Deck-building considerations
In Commander, Cases reward dedicated build-arounds - you have 99 cards to sculpt the exact conditions you need. In faster formats like Standard, the question is whether the solving condition is achievable within a reasonable timeframe without warping your game plan around it. Cases that solve themselves almost incidentally - where the condition is something you'd be doing anyway - tend to be the most competitively interesting.
Notable cards
Because Solved is tied exclusively to Case cards, which debuted in MKM, the card pool is specific to that set and its associated products. The notable Cases are those where the solved ability generates enough ongoing value to justify building around the condition.
The general pattern worth understanding: Cases that have low-friction solving conditions and high-impact Solved abilities are the ones that reward close reading. A Case that asks you to do something you'd naturally do (attack with a creature, draw a card, play a land) while offering a powerful static or triggered reward when solved is going to pull a lot of weight.
When evaluating any Case you haven't seen before, ask three questions:
- What do I get immediately (the entry effect)?
- How hard is the solving condition to meet in my deck?
- How strong is the Solved ability if I get there?
If the answers are "something useful", "pretty naturally", and "very", you've found a Case worth building around.
History
Solved debuted as part of the Case card type in Murders at Karlov Manor, released in February 2024. The set's entire creative premise was a murder mystery on the plane of Ravnica, with players cast as investigators piecing together a crime.

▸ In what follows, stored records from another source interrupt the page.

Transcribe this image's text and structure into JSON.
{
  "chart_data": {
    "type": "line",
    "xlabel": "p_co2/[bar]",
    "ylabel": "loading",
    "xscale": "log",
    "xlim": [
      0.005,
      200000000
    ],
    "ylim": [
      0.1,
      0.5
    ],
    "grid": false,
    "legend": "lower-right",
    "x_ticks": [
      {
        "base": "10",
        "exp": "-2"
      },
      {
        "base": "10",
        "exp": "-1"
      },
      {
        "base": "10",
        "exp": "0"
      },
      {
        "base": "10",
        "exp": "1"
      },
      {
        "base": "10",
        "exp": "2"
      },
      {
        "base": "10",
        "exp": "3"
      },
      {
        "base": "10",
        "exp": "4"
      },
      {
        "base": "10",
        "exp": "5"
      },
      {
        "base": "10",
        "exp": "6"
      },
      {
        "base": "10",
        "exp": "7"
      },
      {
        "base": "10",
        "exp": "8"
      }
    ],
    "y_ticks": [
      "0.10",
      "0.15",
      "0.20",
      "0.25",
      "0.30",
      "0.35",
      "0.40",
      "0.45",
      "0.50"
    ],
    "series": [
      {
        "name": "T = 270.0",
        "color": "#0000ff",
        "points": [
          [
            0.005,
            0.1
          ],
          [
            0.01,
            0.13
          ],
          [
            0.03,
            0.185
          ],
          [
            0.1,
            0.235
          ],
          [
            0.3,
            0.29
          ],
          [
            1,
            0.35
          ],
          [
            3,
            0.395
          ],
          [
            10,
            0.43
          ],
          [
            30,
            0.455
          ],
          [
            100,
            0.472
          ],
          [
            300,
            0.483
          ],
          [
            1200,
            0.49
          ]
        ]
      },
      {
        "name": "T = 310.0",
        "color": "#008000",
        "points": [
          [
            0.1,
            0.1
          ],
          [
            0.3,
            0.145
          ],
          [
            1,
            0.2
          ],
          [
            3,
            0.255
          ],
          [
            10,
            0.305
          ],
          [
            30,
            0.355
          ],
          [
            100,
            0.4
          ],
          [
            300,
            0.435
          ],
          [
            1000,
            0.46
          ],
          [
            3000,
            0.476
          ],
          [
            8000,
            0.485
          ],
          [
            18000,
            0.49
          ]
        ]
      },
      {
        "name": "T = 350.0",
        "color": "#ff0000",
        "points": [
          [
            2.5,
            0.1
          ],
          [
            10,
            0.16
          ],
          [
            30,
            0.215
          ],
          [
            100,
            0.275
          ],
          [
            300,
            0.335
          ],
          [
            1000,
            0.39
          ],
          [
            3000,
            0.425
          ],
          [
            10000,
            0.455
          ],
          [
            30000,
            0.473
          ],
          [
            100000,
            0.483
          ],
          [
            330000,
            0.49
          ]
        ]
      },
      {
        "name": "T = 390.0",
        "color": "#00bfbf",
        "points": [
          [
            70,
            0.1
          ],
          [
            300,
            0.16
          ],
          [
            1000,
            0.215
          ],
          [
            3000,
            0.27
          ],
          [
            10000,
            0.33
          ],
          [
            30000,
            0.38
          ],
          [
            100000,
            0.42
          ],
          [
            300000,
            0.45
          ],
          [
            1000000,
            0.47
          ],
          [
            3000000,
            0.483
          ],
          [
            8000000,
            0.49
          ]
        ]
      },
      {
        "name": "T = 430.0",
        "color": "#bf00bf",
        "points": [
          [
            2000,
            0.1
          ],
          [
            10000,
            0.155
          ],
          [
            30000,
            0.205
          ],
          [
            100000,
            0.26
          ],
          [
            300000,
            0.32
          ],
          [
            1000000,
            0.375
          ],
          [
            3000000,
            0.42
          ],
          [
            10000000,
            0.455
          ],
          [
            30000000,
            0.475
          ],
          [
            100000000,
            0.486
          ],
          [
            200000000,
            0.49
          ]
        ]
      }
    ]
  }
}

Case cards - and the Solved mechanic - were designed directly to express that fantasy in game terms.
It's a clean example of Wizards of the Coast designing mechanics to serve the story. The "solve a case" structure isn't a mechanical innovation for its own sake; it's flavour given rules text. The two-stage design (entry effect, then a stronger solved state) mirrors the experience of an investigation: you gather initial clues, and eventually the full picture snaps into focus.
As of writing, Solved remains exclusive to MKM and its associated products. Whether the mechanic returns in future sets will likely depend on whether Magic revisits a mystery or investigation-themed setting - though the clean rules structure means it wouldn't be hard to adapt to other flavour contexts if Wizards chose to.